Bridging High-Quality Audio and Video via Language for Sound Effects Retrieval from Visual Queries

  • paper_url: http://arxiv.org/abs/2308.09089
  • repo_url: None
  • paper_authors: Julia Wilkins, Justin Salamon, Magdalena Fuentes, Juan Pablo Bello, Oriol Nieto
    for: 这个论文主要是用于找到适合的声音效果(SFX)来匹配视频中的时刻,并且可以使用视频帧直接作为查询来找到高质量(HQ)的声音效果。methods: 这篇论文使用了多模态框架,包括利用大型语言模型和基础视觉语言模型来将HQ音频和视频桥接起来,创建高可扩展的自动音频视频数据纪录pipeline。它还使用预训练的音频和视觉编码器来训练一种对比学习基本来进行匹配。results: 论文表明,使用自动数据纪录ipeline和对比学习基本来训练的系统可以对HQ音频进行高效的匹配,并且在使用各种数据集上表现出色。此外,这种系统还可以从清晰到野外数据中进行泛化,并且在用户测试中获得了67%的正确率。

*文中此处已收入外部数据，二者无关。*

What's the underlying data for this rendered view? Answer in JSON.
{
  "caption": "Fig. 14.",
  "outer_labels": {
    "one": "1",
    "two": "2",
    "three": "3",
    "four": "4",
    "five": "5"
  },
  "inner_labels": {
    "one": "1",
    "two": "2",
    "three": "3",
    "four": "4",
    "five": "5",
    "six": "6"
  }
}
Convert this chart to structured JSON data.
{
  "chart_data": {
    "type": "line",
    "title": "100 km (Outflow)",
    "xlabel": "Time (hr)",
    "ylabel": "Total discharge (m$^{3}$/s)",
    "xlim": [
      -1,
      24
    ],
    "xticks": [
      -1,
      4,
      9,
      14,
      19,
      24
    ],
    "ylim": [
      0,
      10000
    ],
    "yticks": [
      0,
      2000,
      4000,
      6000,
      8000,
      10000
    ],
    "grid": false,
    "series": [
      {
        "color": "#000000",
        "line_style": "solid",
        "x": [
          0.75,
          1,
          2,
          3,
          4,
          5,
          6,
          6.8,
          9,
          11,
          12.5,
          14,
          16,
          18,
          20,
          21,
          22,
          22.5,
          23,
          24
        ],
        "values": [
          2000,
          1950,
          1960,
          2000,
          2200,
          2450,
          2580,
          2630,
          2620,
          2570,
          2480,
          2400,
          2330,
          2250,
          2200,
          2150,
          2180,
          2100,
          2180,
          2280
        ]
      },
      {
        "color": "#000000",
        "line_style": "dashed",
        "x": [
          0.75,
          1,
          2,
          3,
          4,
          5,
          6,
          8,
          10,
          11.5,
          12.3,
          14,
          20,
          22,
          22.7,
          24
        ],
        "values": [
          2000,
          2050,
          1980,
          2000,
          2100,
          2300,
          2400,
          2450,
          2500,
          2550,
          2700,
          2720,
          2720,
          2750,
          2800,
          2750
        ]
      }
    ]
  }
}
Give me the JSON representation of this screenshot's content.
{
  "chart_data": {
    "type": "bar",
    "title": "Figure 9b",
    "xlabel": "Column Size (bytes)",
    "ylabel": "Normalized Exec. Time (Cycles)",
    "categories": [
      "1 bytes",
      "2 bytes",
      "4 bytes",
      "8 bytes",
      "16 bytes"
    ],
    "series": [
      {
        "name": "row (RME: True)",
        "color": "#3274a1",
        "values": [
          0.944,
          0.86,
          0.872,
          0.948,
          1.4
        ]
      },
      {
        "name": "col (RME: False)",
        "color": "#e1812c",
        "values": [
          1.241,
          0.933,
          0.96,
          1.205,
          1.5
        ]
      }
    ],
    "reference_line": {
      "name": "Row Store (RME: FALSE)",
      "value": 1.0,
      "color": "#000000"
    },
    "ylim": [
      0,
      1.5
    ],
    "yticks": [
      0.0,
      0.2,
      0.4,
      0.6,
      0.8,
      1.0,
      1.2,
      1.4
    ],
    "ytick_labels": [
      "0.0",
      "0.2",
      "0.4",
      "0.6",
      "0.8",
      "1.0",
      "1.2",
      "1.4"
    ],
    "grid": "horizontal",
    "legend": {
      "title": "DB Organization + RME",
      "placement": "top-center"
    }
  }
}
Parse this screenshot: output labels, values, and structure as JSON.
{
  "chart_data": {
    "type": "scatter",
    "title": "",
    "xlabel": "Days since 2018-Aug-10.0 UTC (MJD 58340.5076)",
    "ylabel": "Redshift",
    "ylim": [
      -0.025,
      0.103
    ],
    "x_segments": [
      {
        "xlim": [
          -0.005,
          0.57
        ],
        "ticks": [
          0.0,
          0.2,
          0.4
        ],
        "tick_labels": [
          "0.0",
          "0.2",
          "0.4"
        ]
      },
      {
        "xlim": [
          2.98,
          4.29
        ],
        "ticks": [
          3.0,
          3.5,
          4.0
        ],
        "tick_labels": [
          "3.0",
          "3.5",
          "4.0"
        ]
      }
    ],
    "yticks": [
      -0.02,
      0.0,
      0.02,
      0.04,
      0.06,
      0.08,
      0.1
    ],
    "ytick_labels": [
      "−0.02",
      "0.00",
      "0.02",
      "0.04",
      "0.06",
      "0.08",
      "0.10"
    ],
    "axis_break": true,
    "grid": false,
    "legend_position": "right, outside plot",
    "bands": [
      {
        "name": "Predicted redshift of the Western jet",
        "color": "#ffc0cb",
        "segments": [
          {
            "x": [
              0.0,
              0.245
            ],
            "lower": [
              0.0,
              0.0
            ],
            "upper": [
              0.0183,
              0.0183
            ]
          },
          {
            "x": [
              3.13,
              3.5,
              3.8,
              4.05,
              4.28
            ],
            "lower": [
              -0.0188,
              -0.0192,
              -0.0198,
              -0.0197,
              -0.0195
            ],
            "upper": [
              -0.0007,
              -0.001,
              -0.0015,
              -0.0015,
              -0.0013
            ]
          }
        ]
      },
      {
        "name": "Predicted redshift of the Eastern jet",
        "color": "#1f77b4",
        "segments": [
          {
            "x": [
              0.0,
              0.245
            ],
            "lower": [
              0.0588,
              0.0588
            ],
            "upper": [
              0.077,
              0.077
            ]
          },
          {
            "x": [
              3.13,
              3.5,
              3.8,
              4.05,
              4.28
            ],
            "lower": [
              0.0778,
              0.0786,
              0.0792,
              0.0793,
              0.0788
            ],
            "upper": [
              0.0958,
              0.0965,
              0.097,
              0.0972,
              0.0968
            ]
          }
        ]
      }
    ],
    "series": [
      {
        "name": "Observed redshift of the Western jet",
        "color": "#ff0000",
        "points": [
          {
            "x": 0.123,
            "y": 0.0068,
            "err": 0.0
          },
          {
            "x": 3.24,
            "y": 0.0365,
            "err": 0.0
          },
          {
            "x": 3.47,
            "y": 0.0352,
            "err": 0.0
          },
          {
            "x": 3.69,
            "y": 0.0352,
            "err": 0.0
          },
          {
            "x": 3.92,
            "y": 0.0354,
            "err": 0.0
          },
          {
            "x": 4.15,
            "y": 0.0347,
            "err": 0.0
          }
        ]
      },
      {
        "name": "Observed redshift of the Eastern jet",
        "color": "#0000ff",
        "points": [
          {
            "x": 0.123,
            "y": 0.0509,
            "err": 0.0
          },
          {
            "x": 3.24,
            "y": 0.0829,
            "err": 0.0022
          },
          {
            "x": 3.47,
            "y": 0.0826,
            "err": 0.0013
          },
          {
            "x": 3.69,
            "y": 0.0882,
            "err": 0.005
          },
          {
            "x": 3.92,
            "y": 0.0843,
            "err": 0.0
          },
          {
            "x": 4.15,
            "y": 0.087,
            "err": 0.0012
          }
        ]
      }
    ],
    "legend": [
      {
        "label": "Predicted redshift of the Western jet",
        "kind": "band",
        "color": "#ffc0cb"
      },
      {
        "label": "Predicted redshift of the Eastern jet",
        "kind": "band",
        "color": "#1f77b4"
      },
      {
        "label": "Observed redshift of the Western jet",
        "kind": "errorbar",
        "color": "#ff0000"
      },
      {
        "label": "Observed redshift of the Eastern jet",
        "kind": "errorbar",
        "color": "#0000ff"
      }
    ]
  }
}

    Abstract Finding the right sound effects (SFX) to match moments in a video is a difficult and time-consuming task, and relies heavily on the quality and completeness of text metadata. Retrieving high-quality (HQ) SFX using a video frame directly as the query is an attractive alternative, removing the reliance on text metadata and providing a low barrier to entry for non-experts. Due to the lack of HQ audio-visual training data, previous work on audio-visual retrieval relies on YouTube (in-the-wild) videos of varied quality for training, where the audio is often noisy and the video of amateur quality. As such it is unclear whether these systems would generalize to the task of matching HQ audio to production-quality video. To address this, we propose a multimodal framework for recommending HQ SFX given a video frame by (1) leveraging large language models and foundational vision-language models to bridge HQ audio and video to create audio-visual pairs, resulting in a highly scalable automatic audio-visual data curation pipeline; and (2) using pre-trained audio and visual encoders to train a contrastive learning-based retrieval system. We show that our system, trained using our automatic data curation pipeline, significantly outperforms baselines trained on in-the-wild data on the task of HQ SFX retrieval for video. Furthermore, while the baselines fail to generalize to this task, our system generalizes well from clean to in-the-wild data, outperforming the baselines on a dataset of YouTube videos despite only being trained on the HQ audio-visual pairs. A user study confirms that people prefer SFX retrieved by our system over the baseline 67% of the time both for HQ and in-the-wild data. Finally, we present ablations to determine the impact of model and data pipeline design choices on downstream retrieval performance. Please visit our project website to listen to and view our SFX retrieval results.
    摘要 找到合适的声效(SFX)以匹配影像中的时刻是一个困难和耗时的任务,它高度依赖文本 metadata 的质量和完整性。使用影像帧直接作为查询,抽取高品质(HQ)声效是一个吸引人的选择,它可以解除文本 metadata 的依赖,并提供低门槛的入门点 для非专家。由于缺乏 HQ 音频视觉训练数据,过去的音频视觉检索工作都是使用 YouTube 上的各种质量的影片进行训练,其中的音频 oft 是噪音的,影像则是业余质量。这使得这些系统是否能够应用到高品质音频与生产质量影像的匹配问题仍然存在一定的uncertainty。为了解决这个问题,我们提出了一个多Modal 框架,可以根据影像帧提供高品质声效。我们的方法包括:1. 利用大型语言模型和基础的视觉语言模型,将高品质音频和影像 Bridge 到创建音频视觉对,实现了高度排擦的自动音频视觉数据填充管道。2. 使用预训的音频和视觉嵌入器,使用对照式学习 retrained 一个检索系统。我们的系统,使用我们的自动数据填充管道进行训练,与基准相比,显著超过了对 YouTube 上的各种质量影片进行训练的基准。此外,我们的系统具有很好的泛化能力,可以从清洁到实际上的数据进行检索,并且在 YouTube 上的影片上进行检索时,表现更好 than 基准。在一次用户研究中,人们对我们的系统进行检索的时候,偏好我们的系统67%。最后,我们进行了一些范例的ablation,以决定模型和数据管道设计的影响。您可以前往我们的项目网站,聆听和查看我们的 SFX 检索结果。